31

/7 września 2012/

Dzień pełen zaburzeń czasoprzestrzeni (niemoich). Poplątanych ludzkich ścieżek. Leków wziętych przez Kogoś kto nie mógł wytrzymać ” tu i teraz”. Odrealnień. Późnopopołudniowej herbaty z trzema łyżeczkami cukru dla Tej, co nie jadła od rana. Słów. Tych wypowiadanych z namysłem i tych tylko po to by mówić. Żeby ktoś kto słucha nie odłożył słuchawki. Nie zasnął.

Granice. Moje. Twoje. Dookreślone przez miejsce, w którym żyjemy, to co jest ważne. Przekraczamy je. Albo robią to inni – za nas. Czasem przy tym sprawiają ból. Świadomie. Mniej świadomie.
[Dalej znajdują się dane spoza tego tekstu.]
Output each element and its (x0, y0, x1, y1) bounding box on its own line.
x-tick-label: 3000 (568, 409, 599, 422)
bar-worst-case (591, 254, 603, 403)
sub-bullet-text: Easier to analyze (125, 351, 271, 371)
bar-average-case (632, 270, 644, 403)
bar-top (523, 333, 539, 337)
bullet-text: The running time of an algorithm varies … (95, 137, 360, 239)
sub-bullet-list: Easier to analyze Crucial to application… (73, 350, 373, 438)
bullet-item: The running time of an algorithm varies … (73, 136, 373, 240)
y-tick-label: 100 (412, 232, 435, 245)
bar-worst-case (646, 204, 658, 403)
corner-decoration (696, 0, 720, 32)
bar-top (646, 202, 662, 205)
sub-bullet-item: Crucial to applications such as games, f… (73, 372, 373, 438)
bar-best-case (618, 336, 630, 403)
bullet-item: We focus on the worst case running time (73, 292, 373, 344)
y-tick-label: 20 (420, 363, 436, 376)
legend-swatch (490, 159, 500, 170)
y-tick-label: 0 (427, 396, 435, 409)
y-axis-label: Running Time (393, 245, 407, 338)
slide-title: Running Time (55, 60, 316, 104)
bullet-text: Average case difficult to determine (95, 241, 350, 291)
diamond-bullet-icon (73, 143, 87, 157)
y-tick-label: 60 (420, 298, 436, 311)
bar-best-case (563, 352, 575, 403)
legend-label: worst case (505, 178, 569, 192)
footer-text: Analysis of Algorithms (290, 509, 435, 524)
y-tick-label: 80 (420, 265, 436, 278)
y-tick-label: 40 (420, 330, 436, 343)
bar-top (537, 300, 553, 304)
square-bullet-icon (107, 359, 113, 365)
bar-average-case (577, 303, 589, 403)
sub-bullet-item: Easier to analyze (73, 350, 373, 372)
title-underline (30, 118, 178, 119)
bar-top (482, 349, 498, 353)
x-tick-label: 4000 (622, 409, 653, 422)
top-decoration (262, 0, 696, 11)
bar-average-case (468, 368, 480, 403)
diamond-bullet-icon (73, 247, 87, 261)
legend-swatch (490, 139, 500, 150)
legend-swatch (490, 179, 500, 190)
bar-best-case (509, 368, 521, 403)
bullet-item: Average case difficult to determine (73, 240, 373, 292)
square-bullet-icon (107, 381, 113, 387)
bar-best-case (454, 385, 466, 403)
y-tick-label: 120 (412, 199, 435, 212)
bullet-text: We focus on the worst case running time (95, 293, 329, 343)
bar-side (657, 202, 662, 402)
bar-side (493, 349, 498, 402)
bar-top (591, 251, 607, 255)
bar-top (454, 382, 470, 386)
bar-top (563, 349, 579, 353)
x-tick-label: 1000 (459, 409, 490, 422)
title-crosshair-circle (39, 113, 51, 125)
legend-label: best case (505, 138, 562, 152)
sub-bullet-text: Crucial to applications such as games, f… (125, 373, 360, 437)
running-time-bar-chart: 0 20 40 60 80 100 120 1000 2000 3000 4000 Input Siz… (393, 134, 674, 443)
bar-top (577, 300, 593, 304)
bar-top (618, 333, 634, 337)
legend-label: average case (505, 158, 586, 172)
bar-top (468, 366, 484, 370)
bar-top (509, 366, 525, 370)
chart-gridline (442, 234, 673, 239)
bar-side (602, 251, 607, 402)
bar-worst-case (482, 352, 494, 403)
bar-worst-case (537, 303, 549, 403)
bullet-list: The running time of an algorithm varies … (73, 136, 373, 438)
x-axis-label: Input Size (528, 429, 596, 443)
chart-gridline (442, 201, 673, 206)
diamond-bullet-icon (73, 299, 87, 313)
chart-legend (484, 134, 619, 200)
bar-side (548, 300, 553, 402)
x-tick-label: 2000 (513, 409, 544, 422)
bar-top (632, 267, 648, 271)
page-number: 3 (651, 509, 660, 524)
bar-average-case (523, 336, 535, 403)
przeskok, zmiana poziomu neuroprzekaźników w mózgu …  rzeczywistość, (nierzeczywistość)

co jest prawdziwe?

przerywnik

..że też urlopy zawsze kończą się zbyt szybko ? Koniec swojego czuję w kościach, rozedrganych emocjach, które wibrują w zależności od tego co się akurat wydarza kolorami – niekoniecznie tęczy.  Świadomość  miejsc, które Istnieją, mimo, że w nich nigdy nie byłaś… Zawsze czuję to bardziej, gdy jestem w jakimś Nowym, które zachwyca pięknem . Te Niewidzane stają się wtedy bliższe realności, świadomości.. Morze Irlandzkie, przypływy i odpływy, odcień nieba i kolor piasku… Ludzie, rozmaitość akcentów, obcobrzmiące słowa, faktura ścian, staroangielskość domu, w którym mieszkasz…

Pod Powiekami

15

/VIII.2012/ – Irlandia Północna

2

Obraz przywraca harmonię. Jeśli nie obraz – to sen…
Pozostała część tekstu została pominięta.